La fierté de Matthew Houck, l’homme qui se cache derrière Phosphorescent? Sans doute celle de livrer, avec ce quatrième album, un disque abouti qui tutoie de près les maîtres de l’americana.
On ne sait pas grand-chose de l’entité masculine et chevelue qui se cache, dans le contre-jour d’une chambre d’hôtel, sur la pochette de Pride, dernier album en date du chanteur new-yorkais Phosphorescent. Tout juste qu’il s’agit de son « quatrième album », comme nous l’apprend la bio, et l’écoute de ce dernier suffit à nous couvrir de remords tant sa musique, un folk acoustique mélodique et habité, est une heureuse découverte. C’est d’ailleurs une bonne nouvelle de continuer à s’émerveiller de ces petites surprises qui font la différence, dans un style musical aussi galvaudé que celui de l’americana.

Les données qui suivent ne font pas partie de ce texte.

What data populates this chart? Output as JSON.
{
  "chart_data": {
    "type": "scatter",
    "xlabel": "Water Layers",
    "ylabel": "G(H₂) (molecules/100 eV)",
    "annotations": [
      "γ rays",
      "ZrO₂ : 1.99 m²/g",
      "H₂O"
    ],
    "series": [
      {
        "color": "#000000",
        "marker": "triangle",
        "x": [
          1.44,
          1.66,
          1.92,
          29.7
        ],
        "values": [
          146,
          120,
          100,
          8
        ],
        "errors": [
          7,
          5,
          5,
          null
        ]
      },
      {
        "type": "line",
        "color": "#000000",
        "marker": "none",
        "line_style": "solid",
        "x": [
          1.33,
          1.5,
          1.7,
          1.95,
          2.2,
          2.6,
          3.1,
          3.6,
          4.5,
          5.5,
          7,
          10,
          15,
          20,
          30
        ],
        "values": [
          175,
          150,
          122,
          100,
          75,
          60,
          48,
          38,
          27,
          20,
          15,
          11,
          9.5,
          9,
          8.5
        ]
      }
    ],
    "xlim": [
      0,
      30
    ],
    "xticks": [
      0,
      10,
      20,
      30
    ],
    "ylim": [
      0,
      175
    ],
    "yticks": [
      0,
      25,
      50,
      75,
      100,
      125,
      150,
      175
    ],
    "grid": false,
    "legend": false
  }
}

Matthew Houck se démarque de ses petits camarades de gratouille par une présence unique, qui doit beaucoup à sa voix haut-perchée, lancinante ou caressante, qui rappelle à maintes reprises les caractéristiques vocales d’un Besnard Lakes, compliment de bon augure s’il en est. Souvent accompagné de chœurs hypnotiques qui surenchérissent la dimension magnétique de sa musique, Matthew Houck est sans aucun doute un fin mélodiste, pour qui l’acte de composition ne se résume pas à la juxtaposition de trois accords usés jusqu’à la (six-)corde(s). Pour s’en convaincre, la progression accidentée de “A Picture Of Our Torn Up Praise”, tout en cascades vocales : le chanteur part d’une note aiguë, puis entame une descente toute en volutes concentriques, accentuée par l’écho des chœurs. Le phrasé légèrement à contre-temps de Matthew Houck confère un balancement inégalé à la composition, tandis que la rythmique ternaire qui intervient entre chaque couplet laisse libre cours à une explosion de chœurs quasi-mystiques.

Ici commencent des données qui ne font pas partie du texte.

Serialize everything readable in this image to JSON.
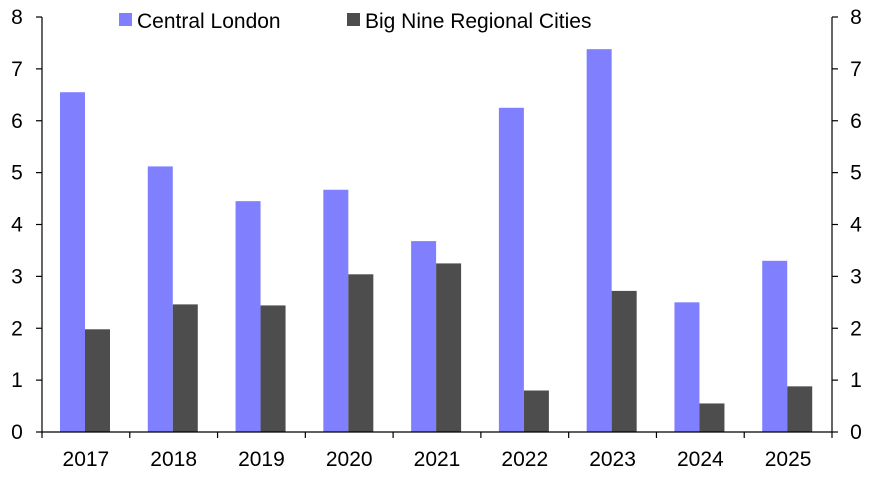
{
  "chart_data": {
    "type": "bar",
    "categories": [
      "2017",
      "2018",
      "2019",
      "2020",
      "2021",
      "2022",
      "2023",
      "2024",
      "2025"
    ],
    "series": [
      {
        "name": "Central London",
        "color": "#8080ff",
        "values": [
          6.55,
          5.12,
          4.45,
          4.67,
          3.68,
          6.25,
          7.38,
          2.5,
          3.3
        ]
      },
      {
        "name": "Big Nine Regional Cities",
        "color": "#4d4d4d",
        "values": [
          1.98,
          2.46,
          2.44,
          3.04,
          3.25,
          0.8,
          2.72,
          0.55,
          0.88
        ]
      }
    ],
    "ylim": [
      0,
      8
    ],
    "yticks": [
      0,
      1,
      2,
      3,
      4,
      5,
      6,
      7,
      8
    ],
    "secondary_yticks": [
      0,
      1,
      2,
      3,
      4,
      5,
      6,
      7,
      8
    ],
    "title": "",
    "xlabel": "",
    "ylabel": "",
    "legend_position": "top",
    "grid": false
  }
}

Comme pour mieux trancher avec le nihilisme de notre monde contemporain, une certaine ferveur transparaît à plusieurs occasions. Une ferveur toute païenne, qui n’a rien à voir avec quelque mysticisme religieux mais chante plutôt l’inquiétante étrangeté du monde. C’est le cas par exemple dans les chants hantés de “Be Dark Night”, longue complainte lumineuse à quatre voix, ou dans les délires vocaux post-hippie de la dernière piste, “Pride”, où, pendant plus de six minutes, les chants religieux rencontrent les hululements et autres fantaisies d’un chœur décidément peu orthodoxe. Et lorsque Matthew évoque, sur fond de ukulélé, une peur irrationnelle («Mama there’s wolves in the house» dans “Wolves”) la naïveté enfantine dispute à la profondeur d’un texte très bien écrit sur fond d’orgue.

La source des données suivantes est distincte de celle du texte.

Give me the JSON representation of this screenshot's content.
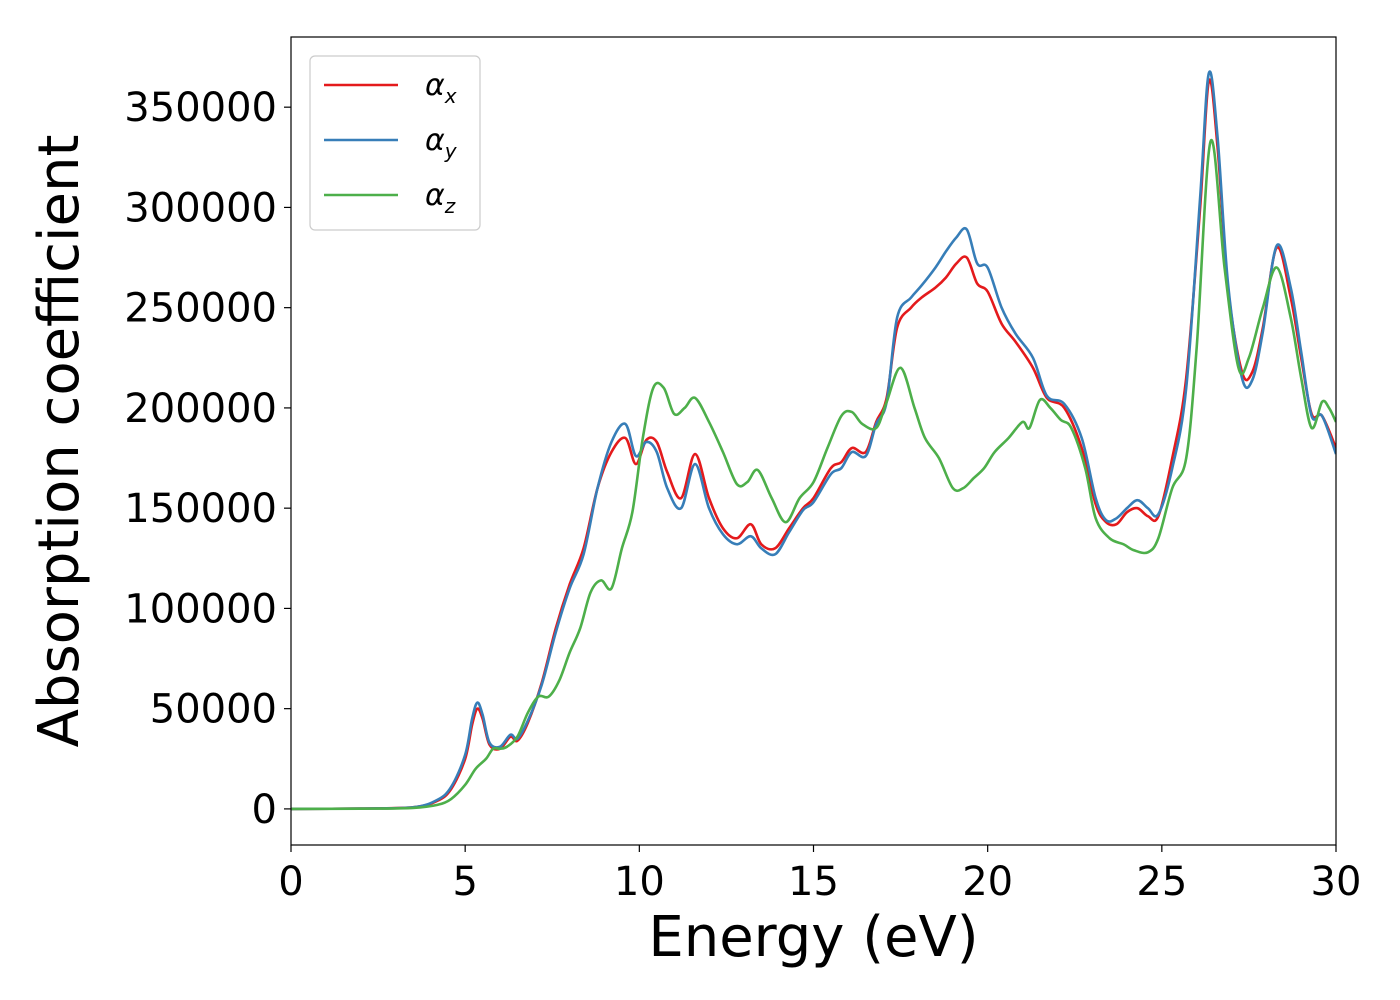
{
  "chart_data": {
    "type": "line",
    "xlabel": "Energy (eV)",
    "ylabel": "Absorption coefficient",
    "xlim": [
      0,
      30
    ],
    "ylim": [
      -18000,
      385000
    ],
    "x_ticks": [
      0,
      5,
      10,
      15,
      20,
      25,
      30
    ],
    "y_ticks": [
      0,
      50000,
      100000,
      150000,
      200000,
      250000,
      300000,
      350000
    ],
    "grid": false,
    "legend_position": "upper-left",
    "series": [
      {
        "name": "αx",
        "symbol": "α",
        "subscript": "x",
        "color": "#e41a1c",
        "x": [
          0,
          2,
          3.5,
          4.2,
          4.6,
          5.0,
          5.2,
          5.35,
          5.5,
          5.7,
          6.0,
          6.3,
          6.5,
          6.8,
          7.2,
          7.6,
          8.0,
          8.4,
          8.8,
          9.2,
          9.6,
          9.9,
          10.2,
          10.5,
          10.8,
          11.2,
          11.6,
          12.0,
          12.4,
          12.8,
          13.2,
          13.5,
          13.9,
          14.3,
          14.7,
          15.0,
          15.5,
          15.8,
          16.1,
          16.5,
          16.8,
          17.1,
          17.4,
          17.8,
          18.1,
          18.5,
          18.8,
          19.1,
          19.4,
          19.7,
          20.0,
          20.4,
          20.8,
          21.3,
          21.7,
          22.2,
          22.7,
          23.1,
          23.4,
          23.7,
          24.0,
          24.3,
          24.6,
          24.9,
          25.3,
          25.7,
          26.1,
          26.35,
          26.6,
          26.9,
          27.3,
          27.6,
          27.9,
          28.3,
          28.7,
          29.0,
          29.3,
          29.6,
          30.0
        ],
        "y": [
          0,
          200,
          800,
          4000,
          10000,
          25000,
          42000,
          50000,
          45000,
          32000,
          30000,
          36000,
          34000,
          43000,
          63000,
          90000,
          112000,
          130000,
          160000,
          178000,
          185000,
          172000,
          184000,
          183000,
          168000,
          155000,
          177000,
          155000,
          140000,
          135000,
          142000,
          132000,
          130000,
          140000,
          150000,
          155000,
          170000,
          173000,
          180000,
          178000,
          193000,
          205000,
          240000,
          250000,
          255000,
          260000,
          265000,
          272000,
          275000,
          262000,
          258000,
          242000,
          233000,
          220000,
          205000,
          200000,
          180000,
          152000,
          143000,
          142000,
          148000,
          150000,
          146000,
          146000,
          175000,
          215000,
          300000,
          363000,
          330000,
          260000,
          218000,
          218000,
          240000,
          280000,
          255000,
          225000,
          197000,
          196000,
          180000
        ]
      },
      {
        "name": "αy",
        "symbol": "α",
        "subscript": "y",
        "color": "#377eb8",
        "x": [
          0,
          2,
          3.5,
          4.2,
          4.6,
          5.0,
          5.2,
          5.35,
          5.5,
          5.7,
          6.0,
          6.3,
          6.5,
          6.8,
          7.2,
          7.6,
          8.0,
          8.4,
          8.8,
          9.2,
          9.6,
          9.9,
          10.2,
          10.5,
          10.8,
          11.2,
          11.6,
          12.0,
          12.4,
          12.8,
          13.2,
          13.5,
          13.9,
          14.3,
          14.7,
          15.0,
          15.5,
          15.8,
          16.1,
          16.5,
          16.8,
          17.1,
          17.4,
          17.8,
          18.1,
          18.5,
          18.8,
          19.1,
          19.4,
          19.7,
          20.0,
          20.4,
          20.8,
          21.3,
          21.7,
          22.2,
          22.7,
          23.1,
          23.4,
          23.7,
          24.0,
          24.3,
          24.6,
          24.9,
          25.3,
          25.7,
          26.1,
          26.35,
          26.6,
          26.9,
          27.3,
          27.6,
          27.9,
          28.3,
          28.7,
          29.0,
          29.3,
          29.6,
          30.0
        ],
        "y": [
          0,
          200,
          800,
          4500,
          11000,
          27000,
          45000,
          53000,
          47000,
          33000,
          31000,
          37000,
          35000,
          44000,
          62000,
          88000,
          110000,
          127000,
          160000,
          183000,
          192000,
          176000,
          183000,
          178000,
          160000,
          150000,
          172000,
          150000,
          137000,
          132000,
          136000,
          130000,
          127000,
          138000,
          149000,
          153000,
          167000,
          170000,
          178000,
          176000,
          192000,
          203000,
          245000,
          255000,
          261000,
          270000,
          278000,
          285000,
          289000,
          272000,
          270000,
          250000,
          237000,
          225000,
          206000,
          202000,
          185000,
          155000,
          144000,
          145000,
          150000,
          154000,
          150000,
          147000,
          170000,
          210000,
          305000,
          367000,
          335000,
          262000,
          215000,
          214000,
          238000,
          281000,
          260000,
          228000,
          196000,
          196000,
          177000
        ]
      },
      {
        "name": "αz",
        "symbol": "α",
        "subscript": "z",
        "color": "#4daf4a",
        "x": [
          0,
          2,
          3.5,
          4.2,
          4.6,
          5.0,
          5.3,
          5.6,
          5.8,
          6.0,
          6.2,
          6.5,
          6.8,
          7.1,
          7.4,
          7.7,
          8.0,
          8.3,
          8.6,
          8.9,
          9.2,
          9.5,
          9.8,
          10.1,
          10.4,
          10.7,
          11.0,
          11.3,
          11.6,
          12.0,
          12.4,
          12.8,
          13.1,
          13.4,
          13.8,
          14.2,
          14.6,
          15.0,
          15.4,
          15.8,
          16.1,
          16.4,
          16.8,
          17.1,
          17.5,
          17.9,
          18.2,
          18.6,
          19.0,
          19.3,
          19.6,
          19.9,
          20.2,
          20.6,
          21.0,
          21.2,
          21.5,
          21.8,
          22.1,
          22.4,
          22.8,
          23.1,
          23.5,
          23.9,
          24.2,
          24.6,
          24.9,
          25.3,
          25.7,
          26.0,
          26.4,
          26.8,
          27.2,
          27.5,
          27.9,
          28.3,
          28.7,
          29.0,
          29.3,
          29.6,
          29.8,
          30.0
        ],
        "y": [
          0,
          100,
          500,
          2000,
          5000,
          12000,
          20000,
          25000,
          30000,
          30000,
          31000,
          36000,
          48000,
          56000,
          56000,
          64000,
          78000,
          90000,
          108000,
          114000,
          110000,
          130000,
          148000,
          185000,
          210000,
          210000,
          197000,
          200000,
          205000,
          193000,
          178000,
          162000,
          163000,
          169000,
          155000,
          143000,
          155000,
          163000,
          180000,
          196000,
          198000,
          192000,
          190000,
          203000,
          220000,
          200000,
          185000,
          175000,
          160000,
          160000,
          165000,
          170000,
          178000,
          185000,
          193000,
          190000,
          204000,
          200000,
          194000,
          190000,
          170000,
          145000,
          135000,
          132000,
          129000,
          128000,
          135000,
          160000,
          175000,
          230000,
          333000,
          270000,
          220000,
          225000,
          250000,
          270000,
          245000,
          215000,
          190000,
          203000,
          200000,
          193000
        ]
      }
    ]
  }
}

A la manière d’un Bonnie « Prince » Billy, Phosphorescent sait manier la noirceur en incorporant des rais d’une lumière salvatrice : la progression abyssale de “The Waves At Night” est ainsi réhaussée par la clarté des chœurs atmosphériques.
Cet album nocturne, qui évoque autant la noirceur du jour finissant que celle, plus diffuse, des sentiments, est pourtant d’une étonnante luminosité. Mais n’est-ce pas précisément la propriété d’un corps phosphorescent, de restituer une lumière diffuse et persistante, dans l’épaisseur de la nuit ?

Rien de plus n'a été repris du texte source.